What the future of energy looks like post COP26

The fanfare around COP26 has come and gone, but the energy conversation remains at the top of everyone’s agenda. Following the vague promises of the final agreement, a result of India and China’s last-minute politicking, the question of what the future of energy looks like is still largely undefined.

This period of reflection allows both governments and industry to consider the practicalities of, and how best to align themselves with, the COP26 commitments. However, in order to implement effective change and work towards sustainable, low-carbon, and integrated value chains, we cannot afford to sideline post-Covid market dynamics.

At the height of the pandemic oil futures dipped below $0 a barrel. However, I believe we were premature in focusing on a ‘post-oil’ future. A faster than expected recovery, with prices continuing to rise, has seen oil back at the centre of the conversation on recovering economies, growth and inflation. The need for fuel is a present and pressing challenge we must address.

18 months ago, the world came to a standstill: borders shut, flights grounded, supply chains stripped, and our professional, social and personal lives scaled back into the four walls of our homes. All these measures, intended to stem the spread of the virus, resulted in a 7 percent fall in global CO2 emissions in the past year. But this fall will only have a significant impact if countries prioritise realistic and achievable ambitions to ensure we see falling rates year on year. Countries and corporations must understand that oil is here to stay and will play a significant role in the energy debate for several years to come.

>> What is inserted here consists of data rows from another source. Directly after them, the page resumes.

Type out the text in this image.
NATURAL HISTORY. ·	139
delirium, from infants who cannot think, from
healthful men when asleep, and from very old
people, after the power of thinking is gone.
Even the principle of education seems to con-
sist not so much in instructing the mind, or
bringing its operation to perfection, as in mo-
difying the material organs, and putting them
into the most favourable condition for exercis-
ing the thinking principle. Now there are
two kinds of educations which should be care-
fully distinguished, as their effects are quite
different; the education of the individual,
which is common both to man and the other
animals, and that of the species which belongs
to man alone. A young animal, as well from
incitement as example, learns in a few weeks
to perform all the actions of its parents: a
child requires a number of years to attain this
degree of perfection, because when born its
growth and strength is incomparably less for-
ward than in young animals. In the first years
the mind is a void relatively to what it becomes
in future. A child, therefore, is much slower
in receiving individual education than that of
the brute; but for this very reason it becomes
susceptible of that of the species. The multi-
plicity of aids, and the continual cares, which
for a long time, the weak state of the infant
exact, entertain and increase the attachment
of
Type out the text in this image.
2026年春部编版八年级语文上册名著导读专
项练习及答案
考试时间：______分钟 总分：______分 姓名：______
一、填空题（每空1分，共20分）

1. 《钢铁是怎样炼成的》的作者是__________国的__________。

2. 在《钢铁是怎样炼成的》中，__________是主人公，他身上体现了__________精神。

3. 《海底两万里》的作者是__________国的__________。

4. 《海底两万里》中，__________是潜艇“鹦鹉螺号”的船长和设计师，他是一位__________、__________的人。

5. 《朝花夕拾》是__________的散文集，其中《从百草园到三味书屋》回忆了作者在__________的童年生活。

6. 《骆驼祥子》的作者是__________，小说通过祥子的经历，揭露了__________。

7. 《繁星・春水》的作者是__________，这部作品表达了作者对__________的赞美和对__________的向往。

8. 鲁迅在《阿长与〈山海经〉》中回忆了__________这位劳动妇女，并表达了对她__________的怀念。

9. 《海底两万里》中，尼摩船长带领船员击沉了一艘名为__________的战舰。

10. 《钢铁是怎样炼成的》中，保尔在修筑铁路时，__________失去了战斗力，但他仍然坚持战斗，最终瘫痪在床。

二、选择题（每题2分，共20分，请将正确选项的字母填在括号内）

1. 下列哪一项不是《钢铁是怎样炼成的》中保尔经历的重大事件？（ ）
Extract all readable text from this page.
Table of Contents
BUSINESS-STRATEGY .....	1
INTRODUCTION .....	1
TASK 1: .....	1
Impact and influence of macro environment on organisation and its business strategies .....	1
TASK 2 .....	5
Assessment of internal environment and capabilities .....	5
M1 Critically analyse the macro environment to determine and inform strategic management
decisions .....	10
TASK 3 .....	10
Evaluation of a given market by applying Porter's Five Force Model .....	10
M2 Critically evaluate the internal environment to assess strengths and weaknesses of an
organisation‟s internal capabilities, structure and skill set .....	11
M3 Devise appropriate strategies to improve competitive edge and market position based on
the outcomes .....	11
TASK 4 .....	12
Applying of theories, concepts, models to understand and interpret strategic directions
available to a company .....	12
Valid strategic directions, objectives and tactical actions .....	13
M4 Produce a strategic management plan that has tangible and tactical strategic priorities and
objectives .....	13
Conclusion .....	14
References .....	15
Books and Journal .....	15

As the energy transition grows at pace, we cannot pretend that oil demand will simply disappear, or that the transition will happen overnight. The energy industry is far from a level playing field and while developed nations can, and must, focus efforts on technologies that provide renewable energy at the core of the transition. The international community must recognize that other countries, namely in emerging markets, are forced to balance sustainable growth and development alongside poverty eradication. Without prioritizing socioeconomic issues, a sustainable energy agenda will quickly fall very short of its lofty ambitions.

The ADIPEC oil & gas conference in Abu Dhabi, United Arab Emirates, the country chosen to host COP28 in 2023, is the first opportunity to hear from both industry and governments on how they will meet COP26 targets.

The UAE’s Minister of State, Dr Sultan Al Jaber, who is also CEO of the Abu Dhabi National Oil Company (ADNOC) spoke of the need to understand that while the transition will happen, it will take time. He shared the sentiments of several other energy ministers, including Saudi Arabia and India, who said that while they are committed to Net Carbon Zero within the next 40 years, their ambition has always been to reduce emissions, rather than eliminating the use of fossil fuels.

The Saudi energy minister, Prince Abdulaziz bin Salman is entirely right when he said that we must look at emissions, not resources, if we are to be fully inclusive in our approach, considering that fossil fuels are often many developing nations’ main natural resource and source of state revenue.

We have set targets and ambitions on decarbonisation. No-one can argue global leaders are not aligned on phasing out coal use, but what government’s lack is a clear strategy as to how these targets will be met. The transition debate today is not the same as it was in previous years. The pandemic has created a very different economic environment, with almost every government now working with greatly reduced budgets against the backdrop of economies and industries that were brought to their knees.

Millions have suffered loss of income and been pushed into poverty and government priorities have changed. We cannot expect policies developed and implemented at COP21 in Paris six years ago to be suitable for today’s challenges. While both private industry and public sector’s need to accept a more aggressive approach to cleaner energy sources, we must also shift gears back to the drawing board to focus on delivering an energy mix that includes oil. Only then can we meet future global energy requirements.

I believe a realistic and sustainable energy transition agenda needs to support, not penalise countries that need assistance. Many developing countries suffer the most from the effects of climate change, like heatwaves, increasingly longer droughts, tropical storms, wildfires and ever more frequent flooding. However decarbonising key industries is often not their primary focus in the grand scheme of a viable economy, adequate healthcare and more robust education system.

For these countries, cheaper energy coming from fossil fuels in the short to medium term is the route towards sustained growth. Socioeconomic stability will lead to developments in technology and increased buying power to invest in greener energy in the long term. It is these realities that we should acknowledged if we are to make meaningful progress, otherwise we’ll find ourselves having the same conversation at COP27 next year and countless more to follow.